BLOG vom: 29.03.2006
Warum ich Geschäftsabschlüsse etwas anders interpretiere
Autor: Walter Hess
Der Frühling ist die hohe Zeit der Geschäftsabschlüsse. Das Unternehmen, das im vorangegangenen Berichtsjahr am meisten Umsatz zulegen und Gewinn generieren konnte, ist das grösste. Das Ranking will es so. Ist bei einem börsenkotierten Unternehmen der Gewinn grösser als die Analysten erwartet haben, steigt der Kurs, ist er kleiner, sinkt er eben. Analysten sind Wirtschaftsfachleute, die sich täuschen und die täuschen. Sonst würden sie ja immer richtig liegen. Und das tun sie selten.
Ich stütze mich auf die tatsächlichen Abschlusszahlen. Sind die Gewinne eines Unternehmens riesig, bedeutet das nach meiner persönlichen Interpretation, dass es seine Produkte oder Dienstleistungen viel zu teuer verkauft hat. Als Aktionär freue ich mich, für mich als Kunde ist das ein Warnsignal. Ich sehe mich veranlasst, die Angebote dieses im Abkassieren offensichtlich talentierten Unternehmens zu meiden und auf Marken auszuweichen, deren Gewinne einen vernünftigen Rahmen nicht überschreiten. Für gewisse Gewinne habe ich Verständnis, weil ein Unternehmen ja Reserven anhäufen muss, um seinen Verpflichtungen auch in schwierigen Zeiten nachkommen und gewisse Erneuerungen vornehmen sowie Forschungen vorantreiben zu können.
So hat der Schweizer Detailhandelskonzern Coop im Jahr 2005, wohl unter dem Druck der Aldi-Ankunft in der Schweiz, Preisreduktionen von 280 Mio. CHF an die Konsumenten weitergegeben. Der Betriebsgewinn sank um 21,7 %. Und das ist doch eine gute Reklame.
Natürlich sind die Unternehmensgewinne nur einer von vielen Faktoren bei Kaufentscheidungen. Ist der Gewinn klein, ist es auch möglich, dass eine Firma zu komplizierte Strukturen hat, schlecht gemanagt wird oder von der Firmenleitung geplündert wird. Auch ist es möglich, dass Rationalisierungseffekte und das Ausweichen auf Billiglohnländer den Gewinn in die Höhe schrauben. Man wird solche Aspekte auch in Erwägung ziehen müssen.
Die Produkte eines Biobauern, dessen Wirtschaftsweise auf eine angepasste Vielfalt statt Rationalisierung beruhen, werden teurer sein als industriell hergestellte Massenware. Hier spielen starke Qualitätsaspekte ebenso mit wie auch der Umstand, dass Biobauern nicht zu den Grossverdienern gehören und also unsere Unterstützung aus mehreren Gründen verdienen – auch wegen einer ökologischen, tierfreundlichen Produktion.

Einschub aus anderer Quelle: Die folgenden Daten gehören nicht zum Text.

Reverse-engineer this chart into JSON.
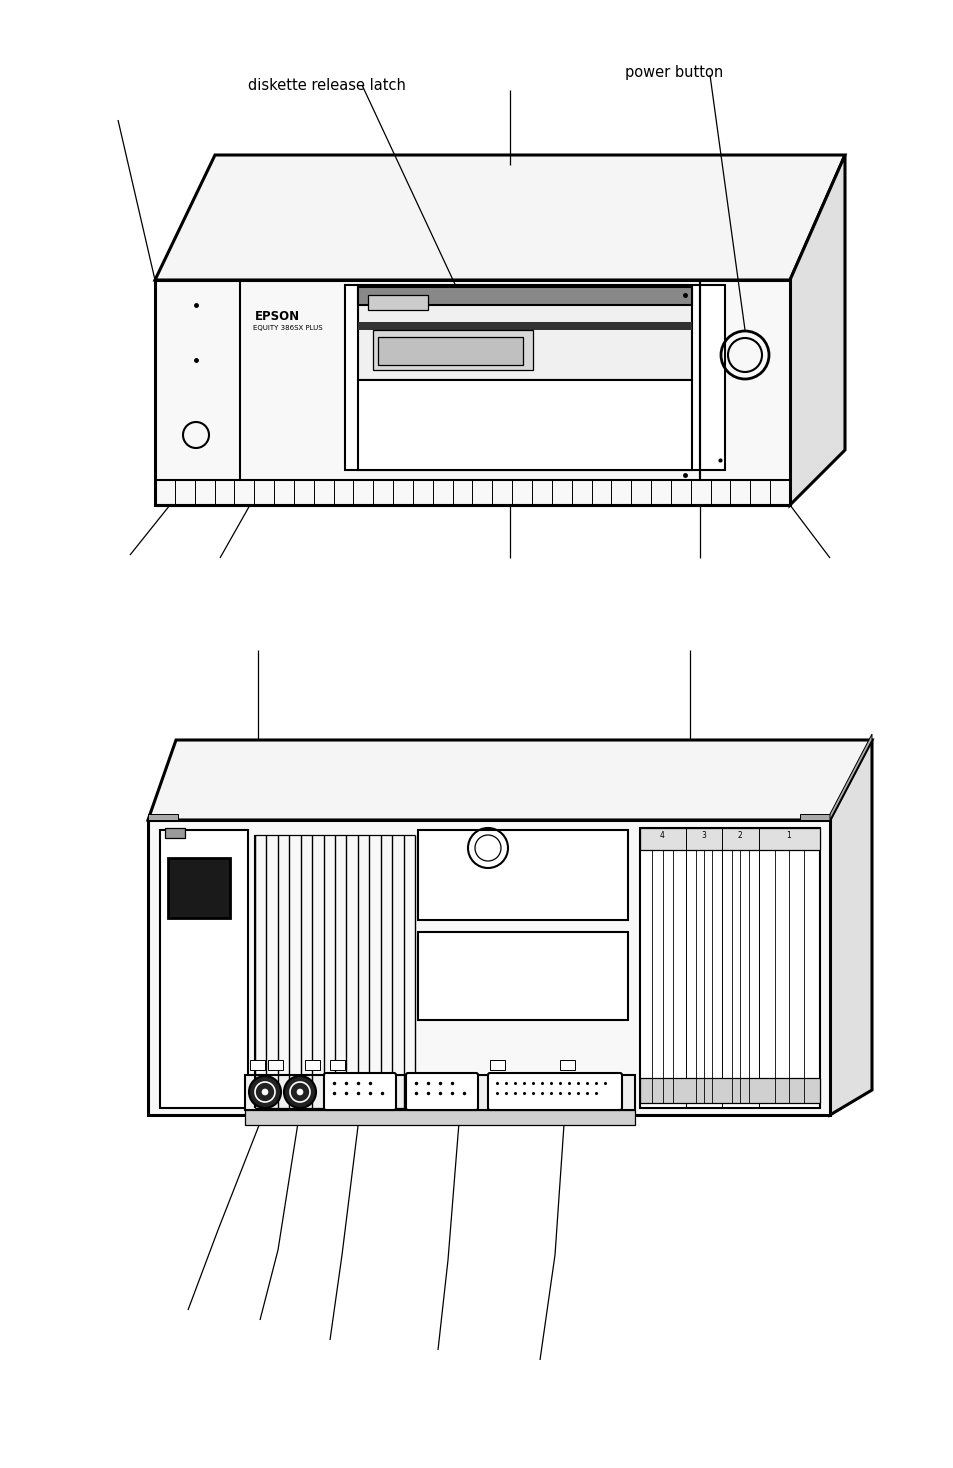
{
  "bg_color": "#ffffff",
  "line_color": "#000000",
  "fig_width": 9.54,
  "fig_height": 14.68,
  "label_diskette_release": "diskette release latch",
  "label_power_button": "power button",
  "label_epson": "EPSON",
  "label_model": "EQUITY 386SX PLUS"
}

Abschreckende Beispiele sind neben Konzern-Riesengewinnen auch grosse Werbeaufwendungen. Diese Werbekosten bezahlt am Ende ebenfalls der Konsument. Produkte, die uns ununterbrochen von Fernsehschirmen her belästigen und bedrängen, sind zwangsläufig ihren Preis nicht wert. Ich möchte jedenfalls nicht neben den TV-Gebühren auch noch dafür bezahlen müssen, dass ich zum Konsumtrottel gemacht werde, nur weil ich die Nachrichten hören und sehen wollte.
Sollte ich mit meiner kuriosen Haltung ziemlich einsam auf weiter Flur stehen, würde mich das nicht stören. Ich interpretiere und analysiere Indizien auf meine persönliche Art und bin damit noch nie schlecht gefahren.